Auguste Renoir a toujours les faveurs des amoureux de la vie !

Tant pis si une poignée d'esprits chagrins s'arrogent le droit de juger avec une austère réticence ses jardins ondoyants, ses enfants rayonnants de naturel, ses fêtes rustiques éclaboussées de lumière dansante, ses beautés arrondies, adorables déesses païennes vêtues du « simple appareil » de leur volupté somptueuse et naïve !

Renoir insuffle la joie d'être au monde : il nourrit en nos cœurs ennuyés cette désinvolture irrésistible et primesautière qui nous manque avec tant de force au sein des heures d'incertitude et de mélancolie.

Ses œuvres cascadent à l'instar de fontaines de jouvence, le regret s'enfuit, la tristesse est vaincue, l'espoir souriant chatoie dans un paysage de fleurs et de roseaux, sous une tonnelle enguirlandée de feuillages, au creux d'un buisson où une jeune femme ingénue, mignotant son chien adoré, resplendit de toutes les nuances de son teint de nacre, de rose et de pêche.

Or, Renoir entre maintes aventures, mille vies, mille sources d'inspiration et un aréopage de jeunes beautés épanouies, éprouva le plus simple, le plus évident, le plus parfait des coups de foudre en février mille huit cent quatre-vingt, dans une crèmerie où il oubliait les rigueurs de l'hiver parisien grâce aux plats copieux de Madame Camille, rue Saint-Georges.

Le minois radieux délicieusement encadré d'une opulente chevelure fauve, l'exquise et potelée Aline Charcot, modiste oeuvrant chez sa mère , dans le voisinage de l'atelier du maître , fit une si profonde impression à ce dernier que le cours de sa vie en fut changé . C'était avril au cœur des frimas !

Les deux amants ne se quittèrent plus ! Aline d'humble couturière s'éleva au rang de muse, de divin modèle, de superbe créature attirant les regards enamourés sur les toiles de son merveilleux Auguste.

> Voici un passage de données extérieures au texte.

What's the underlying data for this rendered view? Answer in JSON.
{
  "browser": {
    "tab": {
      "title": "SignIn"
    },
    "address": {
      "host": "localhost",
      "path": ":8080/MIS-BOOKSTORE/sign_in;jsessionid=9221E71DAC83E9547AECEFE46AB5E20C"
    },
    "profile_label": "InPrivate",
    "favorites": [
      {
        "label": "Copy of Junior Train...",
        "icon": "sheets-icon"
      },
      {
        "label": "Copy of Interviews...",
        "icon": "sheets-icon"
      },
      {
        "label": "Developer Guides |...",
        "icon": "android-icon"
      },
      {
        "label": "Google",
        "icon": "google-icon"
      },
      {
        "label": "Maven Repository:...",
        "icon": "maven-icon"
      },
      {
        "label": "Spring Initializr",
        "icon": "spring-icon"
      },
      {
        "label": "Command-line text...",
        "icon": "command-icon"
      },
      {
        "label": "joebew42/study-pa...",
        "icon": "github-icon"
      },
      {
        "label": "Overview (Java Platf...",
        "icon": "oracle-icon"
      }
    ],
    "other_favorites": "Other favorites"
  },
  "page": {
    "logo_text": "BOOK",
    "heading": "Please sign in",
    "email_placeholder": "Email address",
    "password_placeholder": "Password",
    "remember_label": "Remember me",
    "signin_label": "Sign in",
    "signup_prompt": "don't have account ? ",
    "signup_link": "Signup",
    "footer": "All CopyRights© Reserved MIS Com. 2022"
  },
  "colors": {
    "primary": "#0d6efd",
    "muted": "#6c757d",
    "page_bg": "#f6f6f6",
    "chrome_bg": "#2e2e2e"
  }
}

Sur l'un des tableaux les plus aimés du jeune maître rebelle, le « Déjeuner des Canotiers, la voici pour l'éternité, cherchant à embrasser son chien tout en laissant sa bouche esquisser une moue adorable de ses lèvres charnues s'accordant aux bouquet de son chapeau !

L'idée de mariage s'annonça délicatement, mais, à l'instar de n'importe quel homme de quarante ans doué d'un solide sens de l'indépendance, Auguste Renoir hésitait à s'engager … il choisit de trouver le salut dans une fuite en Algérie, où le printemps de 1881 le vit aller à la rencontre de ses amours : les paysages chamarrés et les jeunes femmes idéalisées. Aline l'attendit avec la patience de celle qui ont donné leur cœur pour toujours … Renoir, peut-être pris de remords, l'invita au voyage à son tour . Peut-être aussi eût-il l'élégance touchante de se souvenir de Baudelaire, ce poète maudit qui aimait tant la peinture et jouait avec des mots subtils coulant comme une mélodie :

«  Mon enfant, ma sœur

Songe à la douceur

D'aller là-bas vivre ensemble !

Aimer à loisir

Aimer et mourir

Au Pays qui te ressemble ! »

Ce pays : « Là où tout n'est qu'ordre et beauté

Luxe , calme et volupté»,

ce fut l'Italie, ce fut Milan, Venise, Rome, Naples et enfin Capri !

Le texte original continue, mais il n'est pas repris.